The One Thing Advertisers Care About – and it’s not “Reach”
For years I’ve heard the same refrain from people in the Radio business about being an undervalued medium. They blame advertisers locally and nationally for not seeing the value in Radio.
The truth is the problem belongs to the Radio Industry. We have wasted years not focusing on what advertisers truly care about.
First, we talked about how Newspapers were dying – they didn’t die – but that industry is certainly not as vibrant as it was twenty years ago. According to Pew Research, the Newspaper Industry was a $48 Billion business in 2000, and was just under $10 Billion in 2020. Yet Radio did NOT benefit from this change.
Yellow Pages have gone the same way – shifting from printed pages to an online model and generating revenue that has dropped by billions of dollars. Yet Radio has not benefited from this change.
Over the air and cable television is in the middle of the same kind of seismic loss of eyeballs to commercial free options like Netflix and Hulu. This loss of viewership is where many radio broadcaster are now focused, looking for a source of revenue growth. They believe that pointing out televisions weaknesses will move more money to Radio.
You know the definition of insanity. Doing the same thing over and over and expecting a different outcome.
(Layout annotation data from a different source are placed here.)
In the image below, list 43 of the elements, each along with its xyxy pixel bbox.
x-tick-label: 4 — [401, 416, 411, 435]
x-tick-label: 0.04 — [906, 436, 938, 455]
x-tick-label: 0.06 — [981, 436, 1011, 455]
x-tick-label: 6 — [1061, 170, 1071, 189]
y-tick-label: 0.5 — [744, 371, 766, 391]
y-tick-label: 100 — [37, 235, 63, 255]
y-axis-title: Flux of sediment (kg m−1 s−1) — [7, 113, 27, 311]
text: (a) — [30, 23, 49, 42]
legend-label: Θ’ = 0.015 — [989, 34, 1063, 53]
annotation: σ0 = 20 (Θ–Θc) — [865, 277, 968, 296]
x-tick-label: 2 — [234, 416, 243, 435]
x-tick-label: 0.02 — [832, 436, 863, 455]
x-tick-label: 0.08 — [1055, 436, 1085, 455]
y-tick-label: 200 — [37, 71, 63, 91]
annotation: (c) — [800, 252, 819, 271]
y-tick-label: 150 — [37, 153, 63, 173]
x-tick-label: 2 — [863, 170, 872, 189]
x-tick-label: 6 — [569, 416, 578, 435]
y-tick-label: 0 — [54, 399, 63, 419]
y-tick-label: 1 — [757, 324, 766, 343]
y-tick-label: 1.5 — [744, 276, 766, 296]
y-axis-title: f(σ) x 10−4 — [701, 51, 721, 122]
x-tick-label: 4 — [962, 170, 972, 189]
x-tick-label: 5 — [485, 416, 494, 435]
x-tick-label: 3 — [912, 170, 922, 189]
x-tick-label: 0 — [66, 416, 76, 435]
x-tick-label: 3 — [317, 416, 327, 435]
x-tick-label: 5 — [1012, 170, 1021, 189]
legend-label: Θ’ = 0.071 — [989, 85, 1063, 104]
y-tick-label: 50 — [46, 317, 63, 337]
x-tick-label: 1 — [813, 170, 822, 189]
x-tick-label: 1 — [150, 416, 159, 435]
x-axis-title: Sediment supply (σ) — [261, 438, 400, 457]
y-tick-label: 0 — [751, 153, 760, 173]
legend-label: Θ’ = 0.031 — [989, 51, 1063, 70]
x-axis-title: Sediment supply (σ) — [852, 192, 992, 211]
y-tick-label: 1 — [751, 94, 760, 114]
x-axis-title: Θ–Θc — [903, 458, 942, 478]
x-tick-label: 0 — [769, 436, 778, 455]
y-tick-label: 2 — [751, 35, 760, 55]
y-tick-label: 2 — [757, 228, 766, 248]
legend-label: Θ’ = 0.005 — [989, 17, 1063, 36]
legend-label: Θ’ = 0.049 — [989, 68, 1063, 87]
The radio industry is like the Monty Python and the Holy Grail scene “Bring Out Your Dead,” where the character sits up and says, “I’m not dead yet.” Me thinks we doth protest too much. Yes, Radio’s resilience in the face of new competition is great. Yes, our weekly reach is over 90% of US Adults – greater than any other medium. But advertisers don’t care. We need to stop focusing on talking about where to advertise and focus on how to advertise. How to use the medium effectively. Case studies and success stories about results from happy customers.
You are not selling a product (not Radio – not audio) you are selling a service. The service of providing advertising and marketing ideas and solutions to prospects and customers. The industry, and the leading companies, have got to stop looking for easy ways to fill their revenue coffers by pointing out that other industries are dying. The focus should be on training our teams on how to solve client marketing problems with ideas and execution. Better questions, better ideas, more sophisticated solutions.
Initiatives to point out the decline in local television viewership will yield the sames results as focusing on print or the yellow page decline. Local and cable television viewership is declining. This is true but useless. Advertisers don’t care.
Invest more in measurement of results for advertisers and training your teams on how to solve client problems. Clients don’t care about your reach; they care about moving their products.
Help businesses move product. The money will follow.